It extracts text from PDF files in a selected directory and counts the total number of words in the extracted text files.
This script extracts the text of PDF files into text files (TXT format) and it generates a new "word-count.txt" file with the individual word counts (per file) and the total word count (the sum of all the files).
It prompts the user to select a directory using a file dialog, extracts the PDF files text into TXT files with the same name as the PDF files and saves them into a subdirectory named "converted_files". Additionally, the script counts the total number of words in the extracted text files and generates a word-count report in the same subdirectory.
Python 3
PyPDF2 library (for PDF handling)
tkinter library (utilized for file dialog)
os library (for file path operations)
extract_pdf_text_word-count.py
- Run the script.
- A file dialog will prompt you to select the PDF files directory.
- After selecting the directory, the script will extract the PDFs content into TXT files in the "converted_files" subdirectory.
- It generates a word-count report named "word-count.txt" in the "converted_files" subdirectory.
See "PDF_to_Text_and_Word_Count_1.JPG", "PDF_to_Text_and_Word_Count_2.JPG" and "PDF_to_Text_and_Word_Count_3.JPG".

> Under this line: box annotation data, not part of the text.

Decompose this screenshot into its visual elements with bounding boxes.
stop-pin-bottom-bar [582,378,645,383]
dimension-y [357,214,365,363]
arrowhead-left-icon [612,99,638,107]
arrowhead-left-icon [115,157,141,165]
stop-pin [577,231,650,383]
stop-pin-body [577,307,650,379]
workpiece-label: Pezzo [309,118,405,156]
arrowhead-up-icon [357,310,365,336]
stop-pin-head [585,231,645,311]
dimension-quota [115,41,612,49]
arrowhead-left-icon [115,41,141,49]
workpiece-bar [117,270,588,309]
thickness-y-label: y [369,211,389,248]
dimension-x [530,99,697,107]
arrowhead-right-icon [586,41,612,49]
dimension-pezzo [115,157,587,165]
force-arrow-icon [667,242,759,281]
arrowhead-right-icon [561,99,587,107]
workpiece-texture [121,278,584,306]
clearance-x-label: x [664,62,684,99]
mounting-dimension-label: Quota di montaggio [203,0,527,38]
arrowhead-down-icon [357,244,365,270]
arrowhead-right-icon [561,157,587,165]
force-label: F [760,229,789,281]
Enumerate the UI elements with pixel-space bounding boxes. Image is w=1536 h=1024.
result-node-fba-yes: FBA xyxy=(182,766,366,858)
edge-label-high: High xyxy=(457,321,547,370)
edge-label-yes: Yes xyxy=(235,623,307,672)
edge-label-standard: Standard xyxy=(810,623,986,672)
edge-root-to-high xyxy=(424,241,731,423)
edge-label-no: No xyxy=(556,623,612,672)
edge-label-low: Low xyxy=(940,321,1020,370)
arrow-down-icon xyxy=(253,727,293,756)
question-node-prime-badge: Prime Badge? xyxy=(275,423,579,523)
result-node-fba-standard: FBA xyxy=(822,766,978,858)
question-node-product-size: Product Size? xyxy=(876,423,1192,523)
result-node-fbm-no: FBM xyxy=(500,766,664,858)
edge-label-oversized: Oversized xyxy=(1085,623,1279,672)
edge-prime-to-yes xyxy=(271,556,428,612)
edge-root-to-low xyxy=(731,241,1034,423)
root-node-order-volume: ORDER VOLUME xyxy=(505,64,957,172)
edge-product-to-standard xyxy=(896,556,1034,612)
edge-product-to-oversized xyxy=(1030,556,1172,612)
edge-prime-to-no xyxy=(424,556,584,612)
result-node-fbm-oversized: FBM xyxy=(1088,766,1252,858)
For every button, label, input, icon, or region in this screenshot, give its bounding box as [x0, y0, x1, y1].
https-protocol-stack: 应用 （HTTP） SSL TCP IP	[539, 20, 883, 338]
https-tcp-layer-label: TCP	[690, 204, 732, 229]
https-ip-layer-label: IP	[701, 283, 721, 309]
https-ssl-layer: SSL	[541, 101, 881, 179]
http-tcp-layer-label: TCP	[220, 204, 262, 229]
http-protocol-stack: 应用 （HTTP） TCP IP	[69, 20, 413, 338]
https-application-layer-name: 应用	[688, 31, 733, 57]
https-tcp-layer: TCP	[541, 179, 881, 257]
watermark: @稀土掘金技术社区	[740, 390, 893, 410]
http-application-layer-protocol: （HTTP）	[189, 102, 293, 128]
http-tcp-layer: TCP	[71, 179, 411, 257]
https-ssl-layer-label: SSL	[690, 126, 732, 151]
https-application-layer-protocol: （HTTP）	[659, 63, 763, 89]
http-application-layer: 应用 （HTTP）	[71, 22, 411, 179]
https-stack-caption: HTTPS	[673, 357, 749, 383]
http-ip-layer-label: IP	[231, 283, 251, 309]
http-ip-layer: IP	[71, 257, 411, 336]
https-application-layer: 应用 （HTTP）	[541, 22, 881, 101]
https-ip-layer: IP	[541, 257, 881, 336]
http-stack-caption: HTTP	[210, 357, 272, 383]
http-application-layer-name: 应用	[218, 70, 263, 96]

Ensure that the selected directory contains valid editable PDF files.
Accurate text extraction and word count cannot be guaranteed with non-editable PDF files.
The word-count report ("word-count.txt") includes individual file word counts and the overall directory word count.
This project is governed by the GNU Affero General Public License v3.0. For comprehensive details, kindly refer to the LICENSE file included with this project.